A team of UK researchers followed 82 children born in the late sixties whose mothers had been advised to eat a pound of red meat a day during pregnancy.

Dr Rebecca Reynolds, who led the study, said that the women had originally been advised by an obstetrician to eat very high levels of meat and low levels of carbohydrate to avoid a condition called pre-eclampsia associated with high blood pressure in pregnancy.

The study found the more meat the mother ate, the higher the levels of stress hormone cortisol in the child.

The study, carried out by the Universities of Edinburgh and Southampton, asked the subjects, all of whom are now in their thirties, to perform a series of stressful tasks including public speaking and mental arithmetic.

Their blood pressure levels were recorded and cortisol levels were measured before and after each task.

"We are very interested in foetal programming which says how we are born as a baby sets us up for future health," said Dr Reynolds.

"This study adds to the increasing evidence of the importance of the maternal diet and suggests that one of the ways in which it can have these long term effects is by permanently altering stress hormone levels.

"We don't know why this occurs - it may be that the baby is put under stress during pregnancy which causes irreversibly high levels of cortisol."

But she added, "Given the recent popularity of low-carbohydrate/high protein diets, such as the Atkins diet, this data also suggests that these diets should be avoided during pregnancy."

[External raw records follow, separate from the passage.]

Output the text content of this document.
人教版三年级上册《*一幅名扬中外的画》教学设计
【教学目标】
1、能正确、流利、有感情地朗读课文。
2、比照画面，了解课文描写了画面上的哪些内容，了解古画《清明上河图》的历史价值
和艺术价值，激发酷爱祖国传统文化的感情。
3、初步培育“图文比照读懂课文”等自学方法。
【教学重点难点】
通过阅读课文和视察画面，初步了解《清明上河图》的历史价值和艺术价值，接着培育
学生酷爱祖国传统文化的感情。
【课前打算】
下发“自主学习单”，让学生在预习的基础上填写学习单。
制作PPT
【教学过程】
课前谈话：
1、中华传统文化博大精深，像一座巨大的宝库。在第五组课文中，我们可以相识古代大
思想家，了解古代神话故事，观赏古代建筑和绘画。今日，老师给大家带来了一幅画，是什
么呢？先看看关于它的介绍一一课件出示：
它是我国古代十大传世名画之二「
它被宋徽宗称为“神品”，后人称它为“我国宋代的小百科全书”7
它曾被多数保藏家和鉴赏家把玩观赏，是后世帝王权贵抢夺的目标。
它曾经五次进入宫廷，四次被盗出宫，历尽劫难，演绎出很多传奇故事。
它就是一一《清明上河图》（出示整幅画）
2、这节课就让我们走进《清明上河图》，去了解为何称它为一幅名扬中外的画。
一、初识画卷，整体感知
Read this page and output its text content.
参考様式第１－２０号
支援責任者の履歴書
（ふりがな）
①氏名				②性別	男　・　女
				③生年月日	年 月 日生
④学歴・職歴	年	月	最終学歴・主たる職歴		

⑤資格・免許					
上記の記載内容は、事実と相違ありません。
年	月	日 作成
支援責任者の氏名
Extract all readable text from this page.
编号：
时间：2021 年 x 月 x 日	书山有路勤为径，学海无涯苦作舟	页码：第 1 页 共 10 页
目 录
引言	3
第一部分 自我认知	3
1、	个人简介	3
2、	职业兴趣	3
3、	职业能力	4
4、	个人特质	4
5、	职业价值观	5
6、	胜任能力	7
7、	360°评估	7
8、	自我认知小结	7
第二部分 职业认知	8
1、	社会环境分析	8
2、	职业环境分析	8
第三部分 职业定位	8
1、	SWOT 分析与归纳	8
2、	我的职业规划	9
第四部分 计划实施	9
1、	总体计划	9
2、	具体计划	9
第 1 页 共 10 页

Dr Doris Campbell, reader in obstetrics and gynaecology at Aberdeen University, said it was probably not a good idea to mess around with diet during pregnancy.

"These sorts of high protein, low carbohydrate diets are not particularly healthy in general, but I certainly would not advocate them in pregnancy," she said.

The research is being presented at the European Congress of Endocrinology in Glasgow on Tuesday.